Great answers given above. I would add that part of this problem is the fact that instantiating a class inside itself is even allowed in the first place. It makes since in a recursive logic "for" loop, for example, to use that type of trick as long as you have logic to end the recursion. But instantiating or passing the same class inside itself without creating such loops logically creates its own dangers, even though its a widely accepted programming paradigm. For example, a C# Class can instantiate a copy of itself in its default constructor, but that doesn't break any rules or create causal loops.

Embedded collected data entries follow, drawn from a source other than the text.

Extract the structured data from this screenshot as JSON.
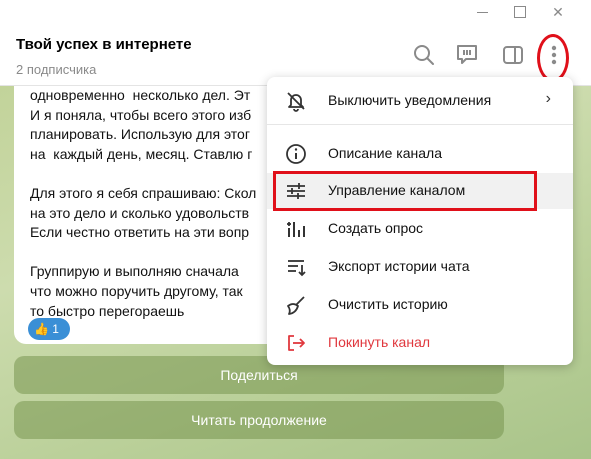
{
  "window": {
    "minimize_icon": "minimize-icon",
    "maximize_icon": "maximize-icon",
    "close_glyph": "✕"
  },
  "header": {
    "title": "Твой успех в интернете",
    "subtitle": "2 подписчика",
    "icons": [
      "search-icon",
      "comments-icon",
      "side-panel-icon",
      "more-vertical-icon"
    ]
  },
  "message": {
    "lines": [
      "одновременно  несколько дел. Эт",
      "И я поняла, чтобы всего этого изб",
      "планировать. Использую для этог",
      "на  каждый день, месяц. Ставлю г",
      "",
      "Для этого я себя спрашиваю: Скол",
      "на это дело и сколько удовольств",
      "Если честно ответить на эти вопр",
      "",
      "Группирую и выполняю сначала",
      "что можно поручить другому, так",
      "то быстро перегораешь"
    ],
    "reaction": {
      "emoji": "👍",
      "count": "1"
    }
  },
  "buttons": {
    "share": "Поделиться",
    "read_more": "Читать продолжение"
  },
  "menu": {
    "items": [
      {
        "label": "Выключить уведомления",
        "icon": "bell-off-icon",
        "has_submenu": true,
        "chevron": "›"
      },
      {
        "label": "Описание канала",
        "icon": "info-icon"
      },
      {
        "label": "Управление каналом",
        "icon": "sliders-icon",
        "highlighted": true
      },
      {
        "label": "Создать опрос",
        "icon": "poll-icon"
      },
      {
        "label": "Экспорт истории чата",
        "icon": "export-icon"
      },
      {
        "label": "Очистить историю",
        "icon": "broom-icon"
      },
      {
        "label": "Покинуть канал",
        "icon": "leave-icon",
        "danger": true
      }
    ]
  },
  "colors": {
    "annotation_red": "#e0101a",
    "danger_text": "#e0383e",
    "reaction_blue": "#3a8fd6",
    "wallpaper_green": "#c2d39a"
  }
}
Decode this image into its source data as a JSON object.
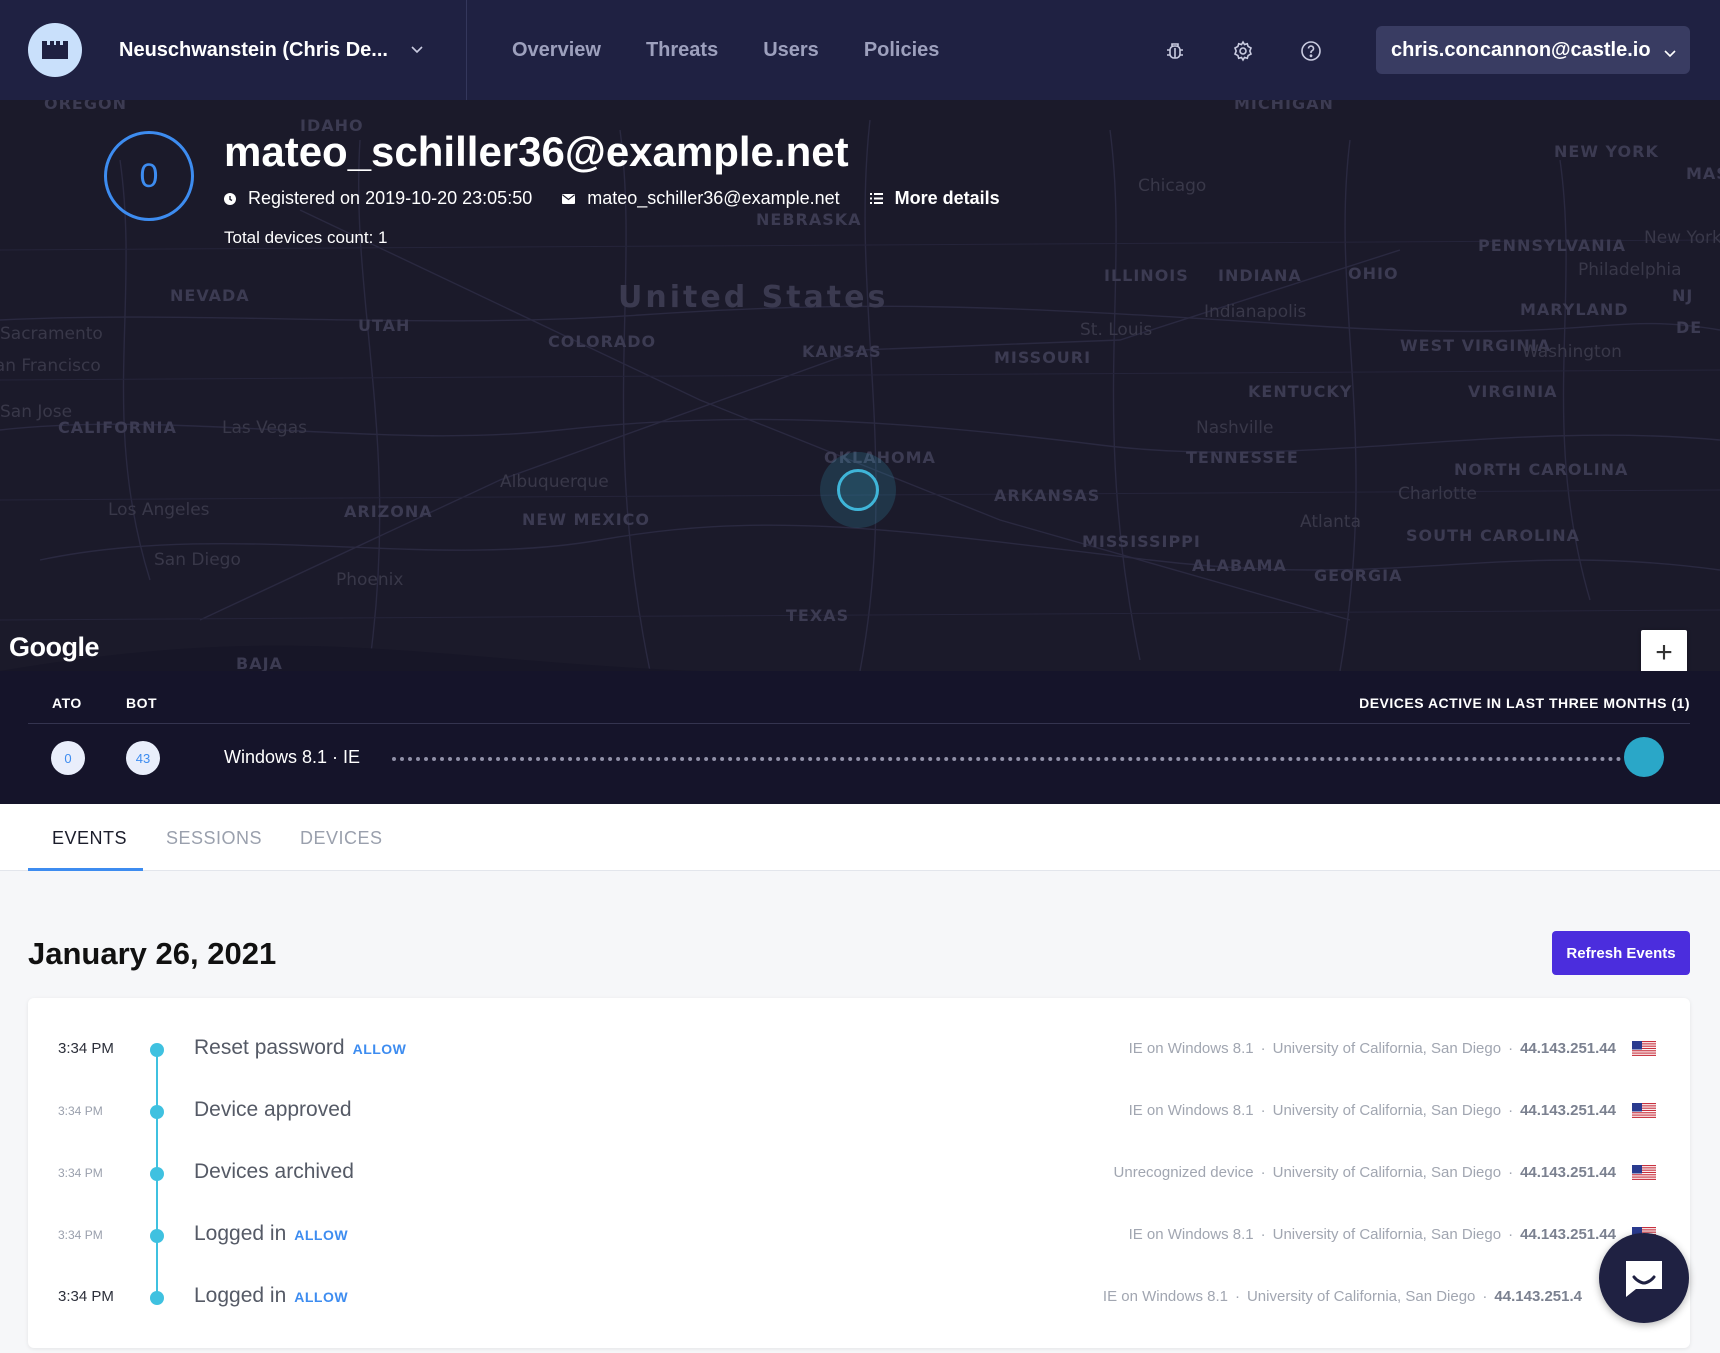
{
  "header": {
    "org_name": "Neuschwanstein (Chris De...",
    "nav": [
      "Overview",
      "Threats",
      "Users",
      "Policies"
    ],
    "user_email": "chris.concannon@castle.io"
  },
  "profile": {
    "risk_score": "0",
    "title": "mateo_schiller36@example.net",
    "registered": "Registered on 2019-10-20 23:05:50",
    "email": "mateo_schiller36@example.net",
    "more_details": "More details",
    "total_devices": "Total devices count: 1"
  },
  "map": {
    "country": "United States",
    "states": [
      "OREGON",
      "IDAHO",
      "NEVADA",
      "UTAH",
      "COLORADO",
      "CALIFORNIA",
      "ARIZONA",
      "NEW MEXICO",
      "KANSAS",
      "OKLAHOMA",
      "MISSOURI",
      "ARKANSAS",
      "TEXAS",
      "MISSISSIPPI",
      "ALABAMA",
      "GEORGIA",
      "TENNESSEE",
      "KENTUCKY",
      "ILLINOIS",
      "INDIANA",
      "OHIO",
      "PENNSYLVANIA",
      "WEST VIRGINIA",
      "VIRGINIA",
      "NORTH CAROLINA",
      "SOUTH CAROLINA",
      "MARYLAND",
      "NEBRASKA",
      "MICHIGAN",
      "NEW YORK",
      "BAJA",
      "NJ",
      "DE",
      "MAS"
    ],
    "cities": [
      "Sacramento",
      "San Francisco",
      "San Jose",
      "Las Vegas",
      "Los Angeles",
      "San Diego",
      "Phoenix",
      "Albuquerque",
      "Chicago",
      "Indianapolis",
      "St. Louis",
      "Nashville",
      "Atlanta",
      "Charlotte",
      "Washington",
      "Philadelphia",
      "New York"
    ],
    "zoom_in": "+",
    "zoom_out": "−",
    "attribution": "Google"
  },
  "devices": {
    "ato_label": "ATO",
    "bot_label": "BOT",
    "active_label": "DEVICES ACTIVE IN LAST THREE MONTHS (1)",
    "ato_score": "0",
    "bot_score": "43",
    "device_name": "Windows 8.1 · IE"
  },
  "tabs": [
    "EVENTS",
    "SESSIONS",
    "DEVICES"
  ],
  "events_section": {
    "date": "January 26, 2021",
    "refresh_label": "Refresh Events",
    "events": [
      {
        "time": "3:34 PM",
        "title": "Reset password",
        "allow": "ALLOW",
        "device": "IE on Windows 8.1",
        "location": "University of California, San Diego",
        "ip": "44.143.251.44"
      },
      {
        "time": "3:34 PM",
        "title": "Device approved",
        "allow": "",
        "device": "IE on Windows 8.1",
        "location": "University of California, San Diego",
        "ip": "44.143.251.44"
      },
      {
        "time": "3:34 PM",
        "title": "Devices archived",
        "allow": "",
        "device": "Unrecognized device",
        "location": "University of California, San Diego",
        "ip": "44.143.251.44"
      },
      {
        "time": "3:34 PM",
        "title": "Logged in",
        "allow": "ALLOW",
        "device": "IE on Windows 8.1",
        "location": "University of California, San Diego",
        "ip": "44.143.251.44"
      },
      {
        "time": "3:34 PM",
        "title": "Logged in",
        "allow": "ALLOW",
        "device": "IE on Windows 8.1",
        "location": "University of California, San Diego",
        "ip": "44.143.251.4"
      }
    ],
    "separator": "·"
  },
  "icons": {
    "brand": "castle-tower-icon",
    "bug": "bug-icon",
    "settings": "gear-icon",
    "help": "question-circle-icon",
    "clock": "clock-icon",
    "mail": "envelope-icon",
    "list": "list-icon",
    "chat": "chat-bubble-icon",
    "flag": "us-flag-icon"
  },
  "colors": {
    "nav_bg": "#1f2142",
    "accent": "#3d8cf0",
    "timeline": "#3fc1e0",
    "refresh_button": "#4b2ddd"
  }
}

Why?

BTW....this same problem applies to "protected" members as well. :(

I never accepted that programming paradigm fully because it still comes with a whole suite of issues and risks that most programmers don't fully grasp until issues like this problem rise up and confuse people and defy the whole reason for having private members.

This "weird and wacky" aspect of C# is yet one more reason why good programming has nothing to do with experience and skill, but just knowing the tricks and traps.....like working on a car. Its the argument that rules were meant to be broken, which is a very bad model for any computing language.



回答10:

It seems to me that if data was private to other instances of the same type, it wouldn't necessarily be the same type anymore. It wouldn't seem to behave or act the same as other instances. Behavior could easily be modified based on that private internal data. That would just spread confusion in my opinion.

Loosely speaking, I personally think that writing classes derived from a base class offers similar functionality you are describing with 'having private data per instance'. Instead, you just have a new class definition per 'unique' type.